Adults between the ages of 18 and 40 years who had no clinical evidence of cerebrovascular disease were enrolled in the analysis. The investigators evaluated the association between modifiable cardiovascular disease risk factors at recommended levels with white matter hyperintensities and indices of cerebrovascular structure and function. Risk factors and their recommended levels included BMI <25, cardiovascular fitness and/or physical activity at the highest tertile, consumption of <8 drinks/week, being a nonsmoker for >6 months, blood pressure level of <130/80 mm Hg on waking, nonhypertensive diastolic response to exercise with a peak diastolic blood pressure of <90 mm Hg, total cholesterol level of <200 mg/dL, and fasting glucose level of <100 mg/dL.

Vessel density was significantly associated with systolic blood pressure (−0.02 vessels/cm3 per mm Hg; 95% CI, −0.04 to −0.0004 vessels/cm3 per mm Hg; P =.046), smoking (0.17 vessels/cm3 per pack-year; 95% CI, 0.06-0.28 vessels/cm3 per pack-year; P =.004), and BMI (−0.08 vessels/cm3 per 1 BMI unit; 95% CI, −0.15 to −0.01 vessels/cm3 per 1 BMI unit; P =.02) in multivariable models. In addition, vessel caliber was associated with both systolic blood pressure (−0.6 μm/mm Hg; 95% CI, −1.0 to −0.05 μm/mm Hg; P =.03) and smoking (4.0 μm/pack-year; 95% CI, 0.2-8.0 μm/pack-year; P =.04).

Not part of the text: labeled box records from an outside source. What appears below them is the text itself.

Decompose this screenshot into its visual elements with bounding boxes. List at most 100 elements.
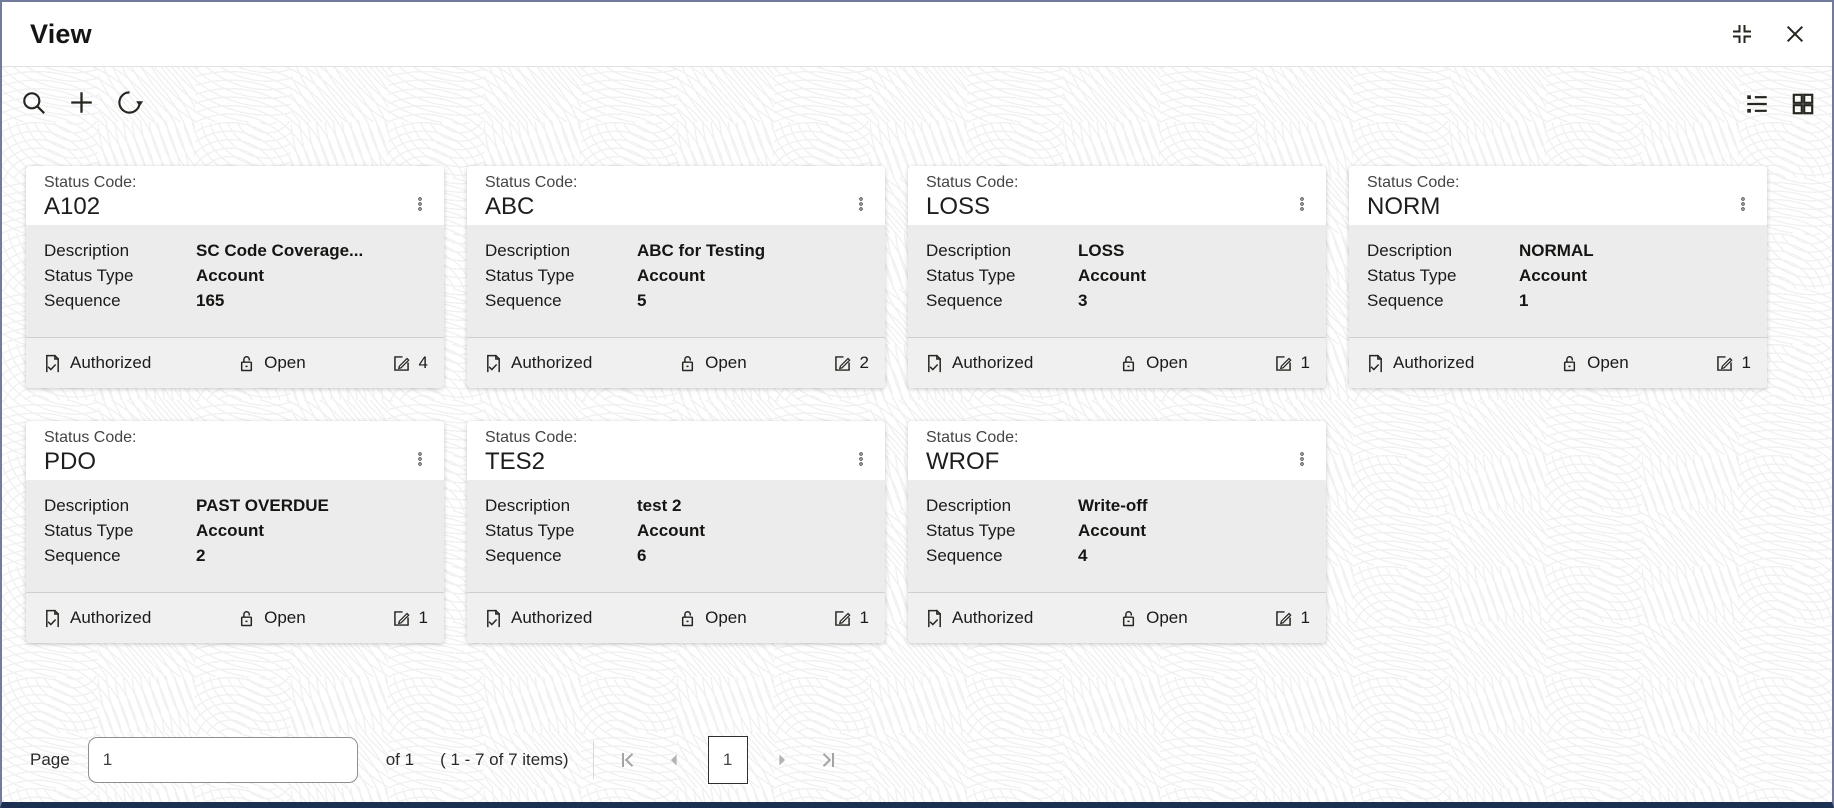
status-card[interactable]: Status Code: TES2 Description test 2 Stat…: [467, 421, 885, 643]
field-value: 1: [1519, 291, 1529, 310]
open-label: Open: [1587, 353, 1629, 372]
unlock-icon: [236, 353, 257, 374]
modification-count: 1: [1273, 353, 1310, 374]
field-value: Account: [196, 266, 264, 285]
search-button[interactable]: [20, 89, 47, 116]
current-page-button[interactable]: 1: [707, 736, 748, 784]
modification-count: 1: [1714, 353, 1751, 374]
authorized-label: Authorized: [952, 608, 1034, 627]
status-code-label: Status Code:: [44, 429, 137, 446]
status-code-value: NORM: [1367, 193, 1441, 221]
field-label: Status Type: [44, 521, 134, 540]
field-value: 3: [1078, 291, 1088, 310]
authorized-label: Authorized: [511, 608, 593, 627]
card-body: Description test 2 Status Type Account Seq…: [467, 480, 885, 592]
modification-count: 1: [1273, 608, 1310, 629]
toolbar-left: [20, 88, 143, 117]
status-code-label: Status Code:: [485, 429, 578, 446]
add-icon: [71, 92, 92, 113]
card-footer: Authorized Open 4: [26, 338, 444, 388]
unlock-icon: [1118, 608, 1139, 629]
edit-count-icon: [832, 353, 853, 374]
card-kebab-menu-button[interactable]: [406, 442, 434, 476]
card-header: Status Code: PDO: [26, 421, 444, 480]
add-button[interactable]: [67, 88, 96, 117]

Vessel density was greater by 0.3 (95% CI, 0.1-0.5; P =.003) vessels/cm3 for each additional cardiovascular risk factor at recommended levels. In addition, for each risk factor categorized as healthy on a 0 to 8 scale, with the highest number score indicating healthy levels, vessel caliber was greater by 8 μm (95% CI, 3-13 μm; P =.01). There were also 1.6 (95% CI, −3.0 to −0.5; P =.006) fewer white matter hyperintensity lesions per additional risk factor at recommended levels. In a subgroup of 52 patients with magnetic resonance imaging data available for analysis, cerebral blood flow was 2.5 mL/100 g/minute higher for each healthier modifiable risk factor category (95% CI, 0.16-4.89 mL/100 g/minute; P =.03).

The relatively small number of participants, the recruitment of patients from a single center, and the cross-sectional nature of the analysis represent the primary limitations of the study.

Although the researchers suggest that the associations between cerebral perfusion, white matter lesion burden, and vessel morphology are uncertain, the patterns observed in their study possibly "suggest that resilience of the white matter, and potential to withstand risk exposures, may be influenced by the vascular morphology of an individual."

Reference

Williamson W, Lewandowski AJ, Forkert ND, et al. Association of cardiovascular risk factors with MRI indices of cerebrovascular structure and function and white matter hyperintensities in young adults. JAMA. 2018;320(7):665-673.